Des intrigues secondaires intéressantes permettent de garder le spectateur en haleine jusqu’au plan final (un final surprenant, d’ailleurs!). Nous avons bien sûr cet acharnement de Léopold envers Eisenheim qui, discrètement provocateur, prend un malin plaisir à titiller le chanceux fiancé à son grand amour, et la romance entre Sophie et son magicien. Quant à l’enquête d’Uhl, on nage en plein rêve.

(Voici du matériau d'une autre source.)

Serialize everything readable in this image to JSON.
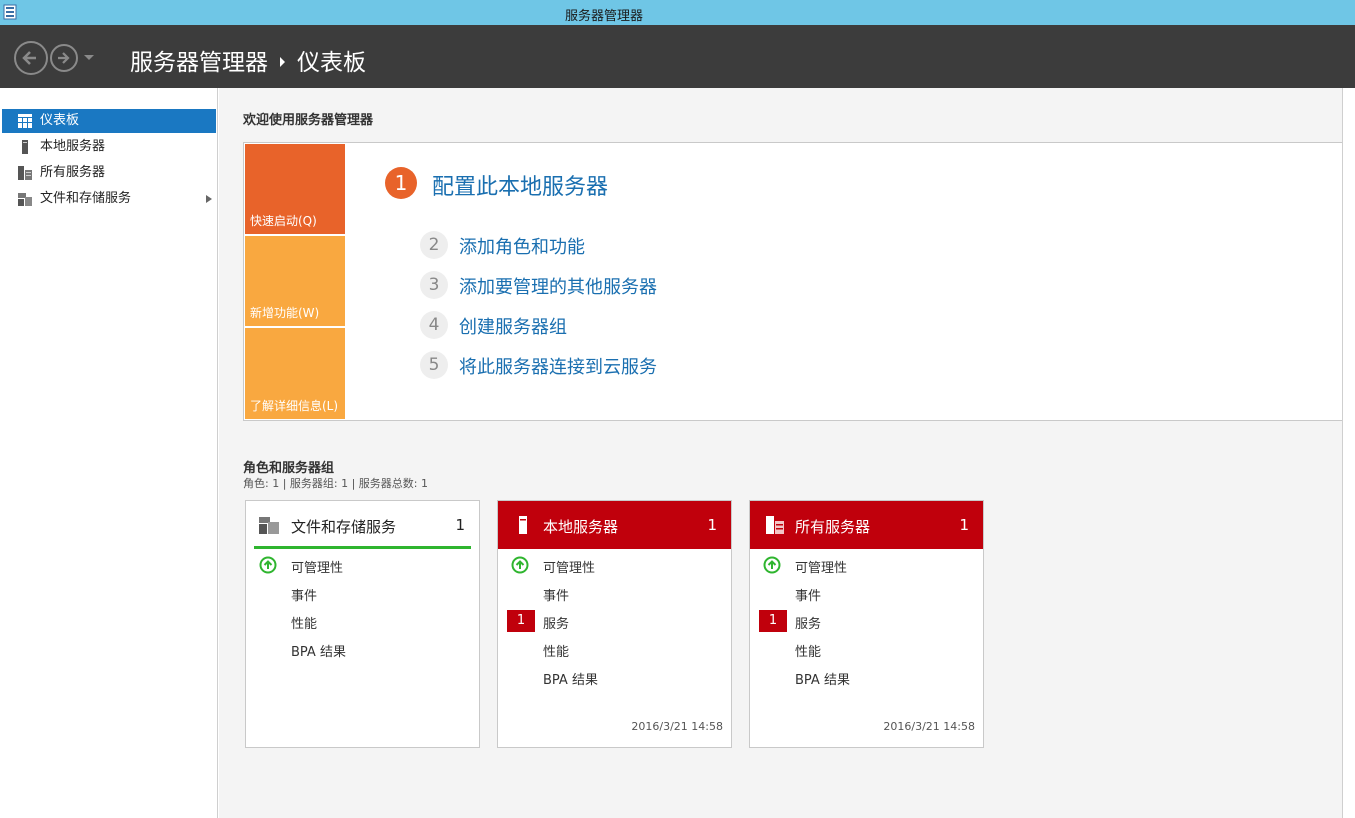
{
  "window": {
    "title": "服务器管理器"
  },
  "header": {
    "breadcrumb_root": "服务器管理器",
    "breadcrumb_current": "仪表板"
  },
  "sidebar": {
    "items": [
      {
        "label": "仪表板",
        "icon": "dashboard-icon",
        "active": true
      },
      {
        "label": "本地服务器",
        "icon": "local-server-icon",
        "active": false
      },
      {
        "label": "所有服务器",
        "icon": "all-servers-icon",
        "active": false
      },
      {
        "label": "文件和存储服务",
        "icon": "file-storage-icon",
        "active": false,
        "has_submenu": true
      }
    ]
  },
  "welcome": {
    "title": "欢迎使用服务器管理器",
    "tiles": [
      "快速启动(Q)",
      "新增功能(W)",
      "了解详细信息(L)"
    ],
    "steps": [
      {
        "num": "1",
        "label": "配置此本地服务器"
      },
      {
        "num": "2",
        "label": "添加角色和功能"
      },
      {
        "num": "3",
        "label": "添加要管理的其他服务器"
      },
      {
        "num": "4",
        "label": "创建服务器组"
      },
      {
        "num": "5",
        "label": "将此服务器连接到云服务"
      }
    ]
  },
  "roles": {
    "title": "角色和服务器组",
    "subtitle": "角色: 1 | 服务器组: 1 | 服务器总数: 1",
    "cards": [
      {
        "title": "文件和存储服务",
        "count": "1",
        "status": "ok",
        "rows": [
          "可管理性",
          "事件",
          "性能",
          "BPA 结果"
        ],
        "timestamp": ""
      },
      {
        "title": "本地服务器",
        "count": "1",
        "status": "alert",
        "rows": [
          "可管理性",
          "事件",
          "服务",
          "性能",
          "BPA 结果"
        ],
        "service_alert": "1",
        "timestamp": "2016/3/21 14:58"
      },
      {
        "title": "所有服务器",
        "count": "1",
        "status": "alert",
        "rows": [
          "可管理性",
          "事件",
          "服务",
          "性能",
          "BPA 结果"
        ],
        "service_alert": "1",
        "timestamp": "2016/3/21 14:58"
      }
    ]
  },
  "colors": {
    "titlebar": "#6fc6e6",
    "header": "#3c3c3c",
    "accent_blue": "#1a78c2",
    "quickstart_orange": "#e8632a",
    "tile_orange": "#f9a840",
    "alert_red": "#c0000c",
    "ok_green": "#2fb52f"
  }
}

Mais ce ne sont pas les seuls. Une sorte de complicité se noue peu à peu entre l’inspecteur Uhl et Eisenheim – je ne parlerai pas de bromance, ce serait tiré par les cheveux! Mais leur relation va bien plus loin que la simple fascination de la part de l’inspecteur pour un homme de talent, car on sent qu’ils n’ont rien l’un contre l’autre et s’estiment mutuellement. Cela permet également d’aborder la question sociale. En effet, tous deux sont des roturiers évoluant au milieu des « grands » – puisque les performances d’Eisenheim attirent l’aristocratie viennoise, et parce que l’inspecteur chef Uhl est en charge de la sécurité du prince Léopold. Tout au long de l’histoire, le policier n’a de cesse de rappeler au grand prodige de l’illusion qu’il souffrira nécessairement de cet amour pour une femme de haut rang, que des hommes comme eux ne pourront jamais nouer d’amitié sincère avec des gens de ce milieu. Je cite Uhl: « Ils n’oublieront jamais que je ne suis que le fils d’un boucher. »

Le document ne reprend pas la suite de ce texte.